“Grrr… che rabbia… che rabbia… che furore…”
Questo è quello che devono aver pensato magistrati, studiosi, giornalisti, avvocati e politici, nell’aver letto oggi su Repubblica l’analisi di Roberto Saviano riguardo l’intervista di Salvo Riina, figlio del più noto Totò Riina, a Porta a Porta, il programma Rai di Bruno Vespa.
E hanno ragione ad essere infuriati, come hanno fatto a non pensarci prima loro? Le conclusioni di Saviano non fanno una piega, anche perché pubblicate sul quotidiano online, mica sulla carta…
L’autore di Gomorra, ormai tuttologo, dalla politica alle mafie, dalle scie chimiche ai marziani, ha emesso oggi la sua sentenza: Riina junior, ha lanciato due messaggi! Due segnali forti e chiari!
Forti e chiari quantomeno per Saviano che li ha decodificati, non per noi, che poveri umani, non riusciamo a leggere i fondi del caffè, i tarocchi e le interiora dei gattini. E neppure altre fonti di elevata qualità accademica e scientifica, come i bisognini dei passeri solitari, in su la vetta della torre antica, simpatica rivisitazione del Manzoni.
Colpa nostra! E’ inutile lambiccarci il cervello e far fumare le narici, avremmo dovuto pensarci prima.
Il primo messaggio, secondo Saviano, è rivolto alla “magistratura, alla quale Salvo Riina ha voluto suggerire che la vecchia Cosa Nostra non è la nuova: noi non ci pentiamo, ha voluto dire, ma non vogliamo più il 41 bis. E cosa diamo in cambio: ognuno si prende le sue responsabilità, senza però accusare nessun altro, in cambio però ci togliete il carcere duro e non aggredite più la nostra famiglia”.

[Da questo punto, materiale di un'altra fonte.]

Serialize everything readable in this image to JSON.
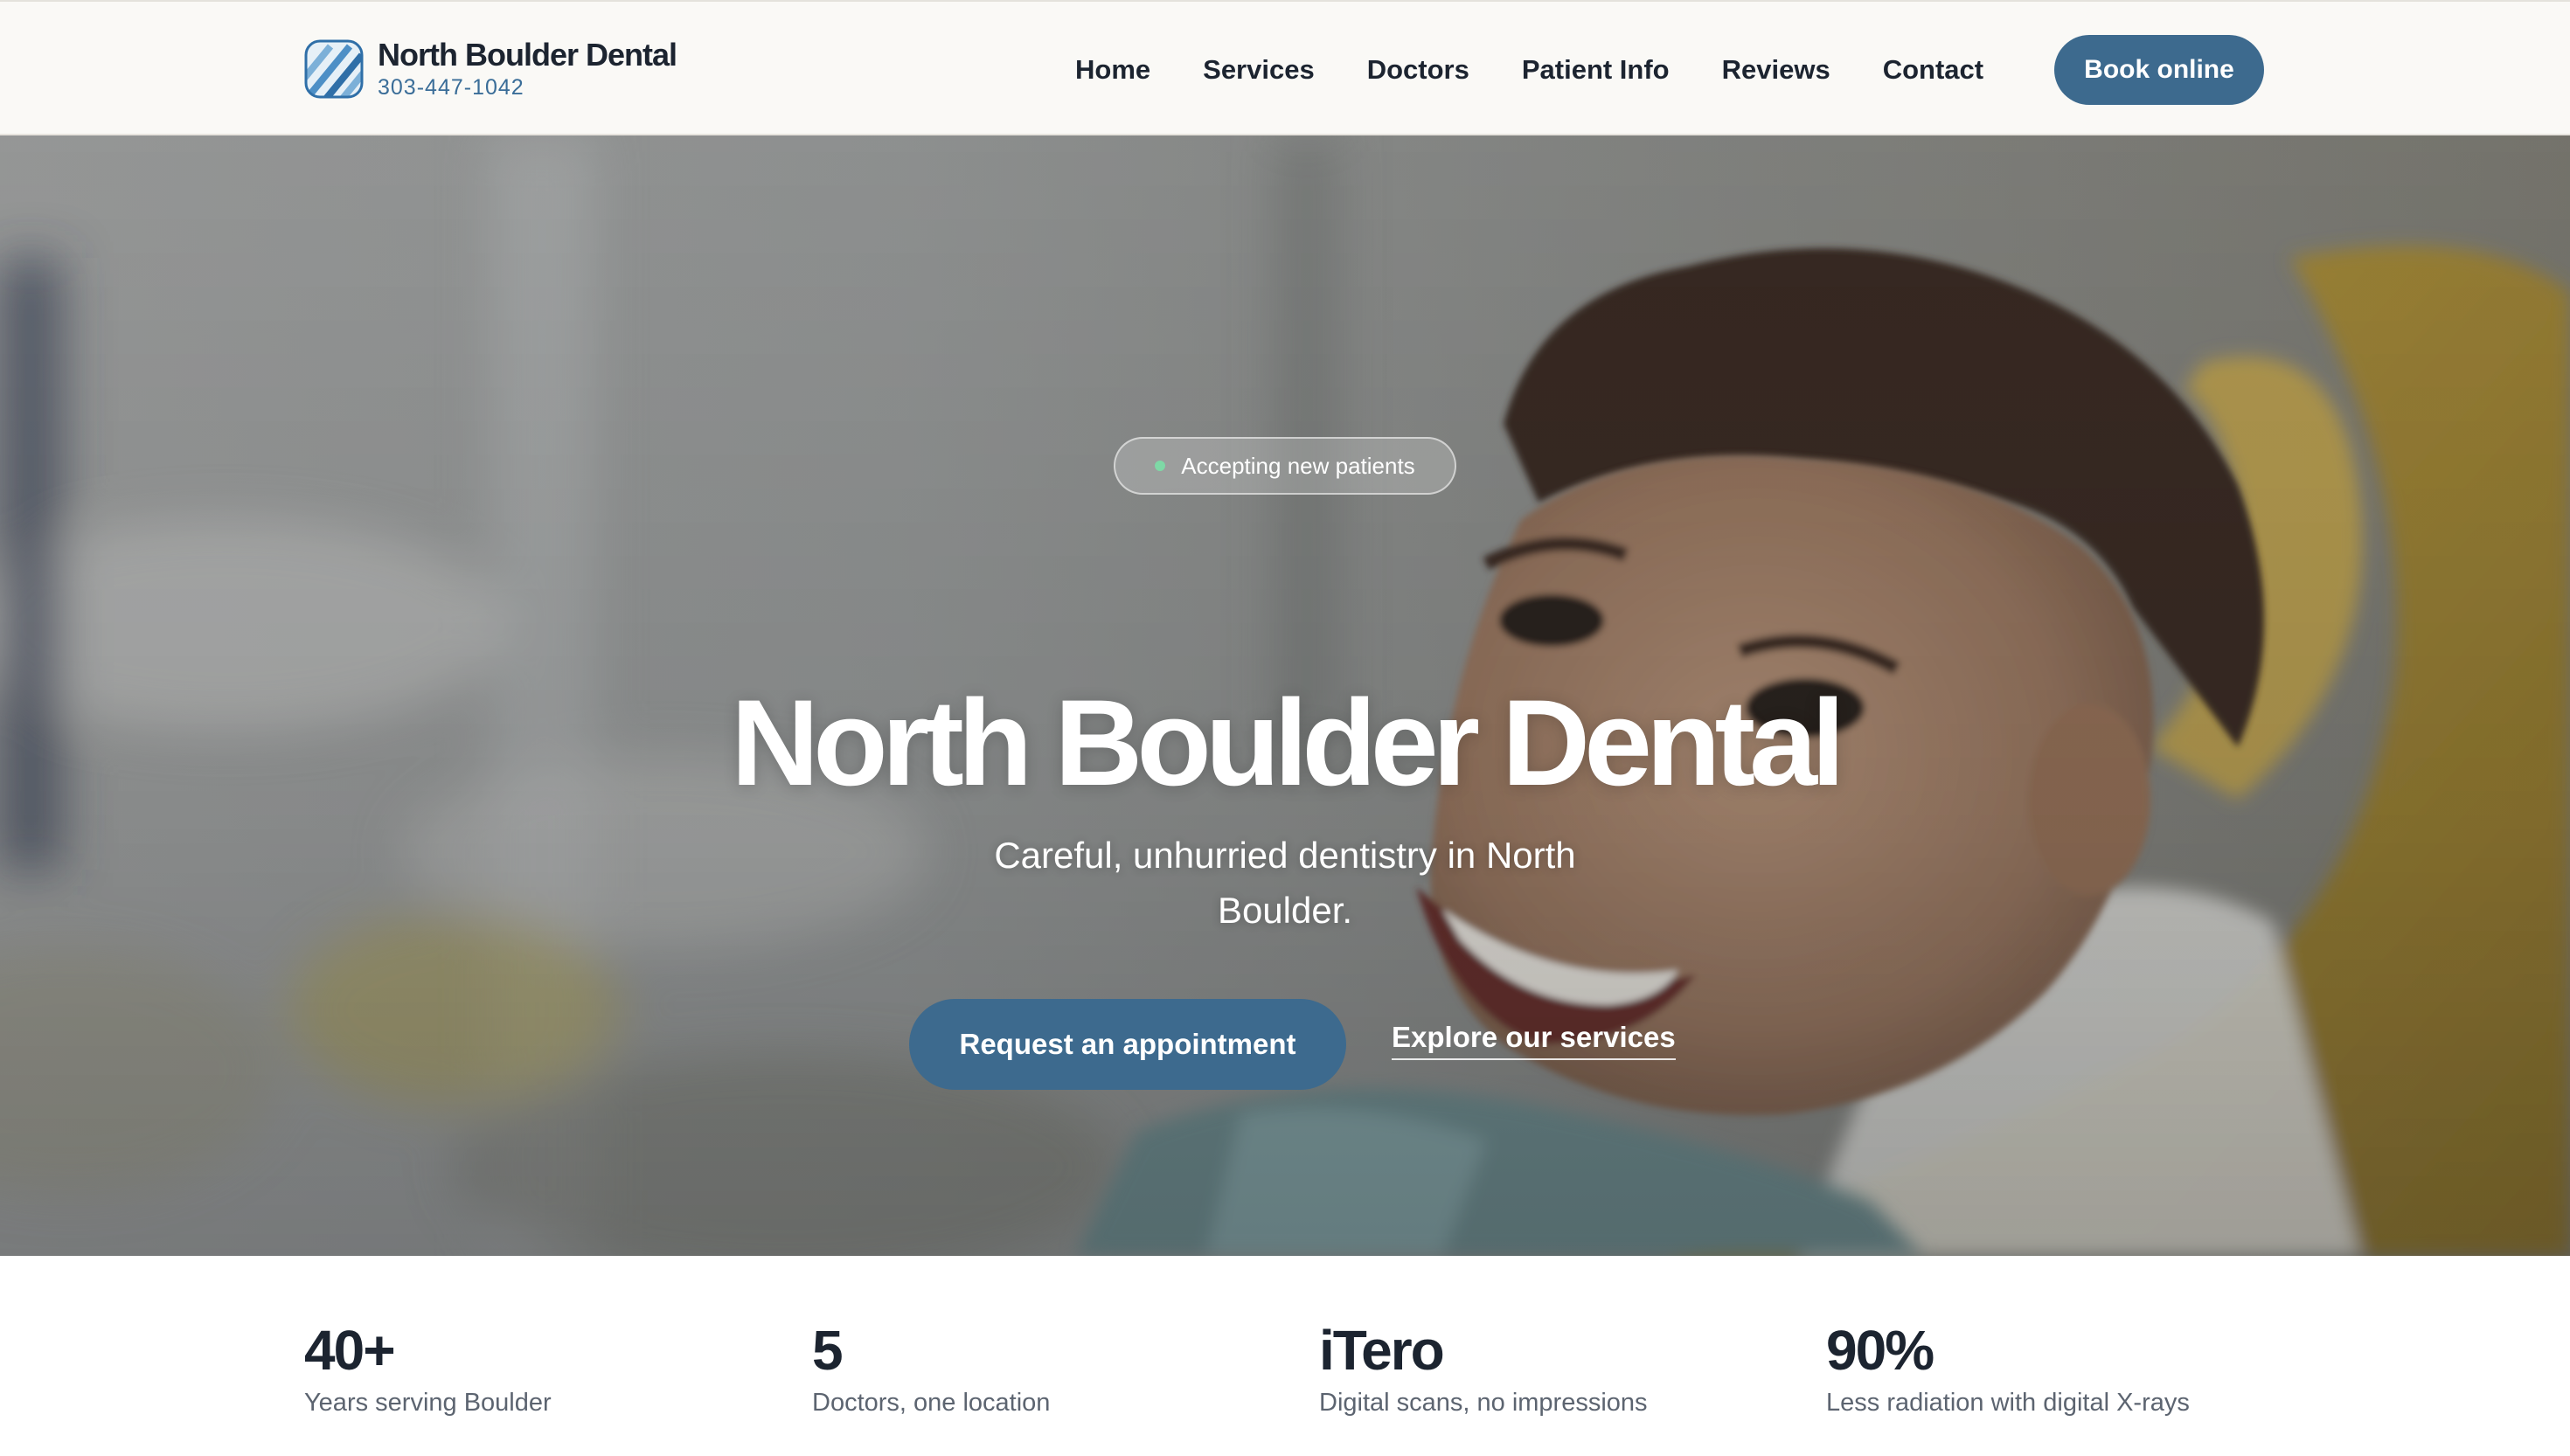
{
  "header": {
    "brand_name": "North Boulder Dental",
    "brand_phone": "303-447-1042",
    "logo_icon": "tooth-stripes-logo",
    "nav": [
      {
        "label": "Home"
      },
      {
        "label": "Services"
      },
      {
        "label": "Doctors"
      },
      {
        "label": "Patient Info"
      },
      {
        "label": "Reviews"
      },
      {
        "label": "Contact"
      }
    ],
    "cta_label": "Book online"
  },
  "hero": {
    "badge_label": "Accepting new patients",
    "title": "North Boulder Dental",
    "subtitle": "Careful, unhurried dentistry in North Boulder.",
    "primary_cta": "Request an appointment",
    "secondary_cta": "Explore our services",
    "photo": "smiling-boy-in-dental-chair"
  },
  "stats": [
    {
      "value": "40+",
      "label": "Years serving Boulder"
    },
    {
      "value": "5",
      "label": "Doctors, one location"
    },
    {
      "value": "iTero",
      "label": "Digital scans, no impressions"
    },
    {
      "value": "90%",
      "label": "Less radiation with digital X-rays"
    }
  ],
  "colors": {
    "accent": "#3d6a8e",
    "header_bg": "#faf9f6",
    "text_dark": "#1c2430",
    "phone": "#3a6d98",
    "status_dot": "#7ed9a6"
  }
}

Una rivisitazione savianesca di quello che fu uno dei punti della cosiddetta “trattativa”.
Il top, Saviano lo raggiunge con la seconda entità alla quale è destinato il messaggio, niente meno che l’imprendibile Matteo Messina Denaro.
“Me misero, me tapino, me derelitto”, deve aver pensato nella sua cella, con espressività disneyana, il “capo dei capi”, il “boss dei boss”, quel Riina sul cui capo ha più ergastoli che capelli, quando seppe che avendo fatto domanda per la pensione, era anche stato denunciato dai magistrati per tentata truffa all’Inps.
Sì, avete letto bene, la pensione! Perché forse molti di voi non sanno che anche ai condannati per mafia spetta l’assegno mensile sociale. E Riina, così come tanti altri che la pensione l’avevano ricevuta, presentò la domanda, con gli esiti che vi abbiamo appena detto.
Da lì, forse, la decisione di dover continuare a “lavorare”, se è vero che anche in questi ultimi anni, i magistrati hanno continuato ad attribuirgli un ruolo di primo piano nel gotha di Cosa Nostra.
Ma si sa, pensione o non pensione, a una certa età, arriva il momento di ritirarsi dagli affari.
E qui, entra in gioco il caffè. Che c’entra il caffè? Salvo Riina, come Salvatore senior, è siciliano! Bella scoperta direte voi. Non è certo una scoperta, ma anche questo si sa, ai siciliani il caffè piace.
Questo deve aver pensato il buon Saviano che approfittando di questa debolezza meridionale, avrà chiesto di poter avere la tazzina di caffè di Riina junior, grazie alla quale poter leggere il messaggio racchiuso nei fondi della tazzina, in merito al futuro, sbrogliando la matassa dell’intervista.
Al novello caffeomante, si rivela così la volontà reale dell’intervistato da Bruno Vespa: Il secondo messaggio, quello a Cosa Nostra: “non c’entriamo più, non fateci pagare le vostre colpe. E’ un messaggio a Matteo Messina Denaro e a tutte le famiglie: non osate intervenire in questo nostro scambio, prima culturale e poi giuridico”, con lo Stato, basato sul modello della ‘dissociazione’ dei terroristi politici”.
Da che mondo è mondo, anche questo si sa, un boss, specie se di primo piano, come Riina senior, a fine carriera rassegna le proprie dimissioni e comunica la decisione al proprio sostituto.
Come non averlo pensato prima? E sì che anche i più bravi investigatori ci avevano avvisati: leggendo i fondi di caffè, si scoprono i segreti più reconditi d’ogni uomo!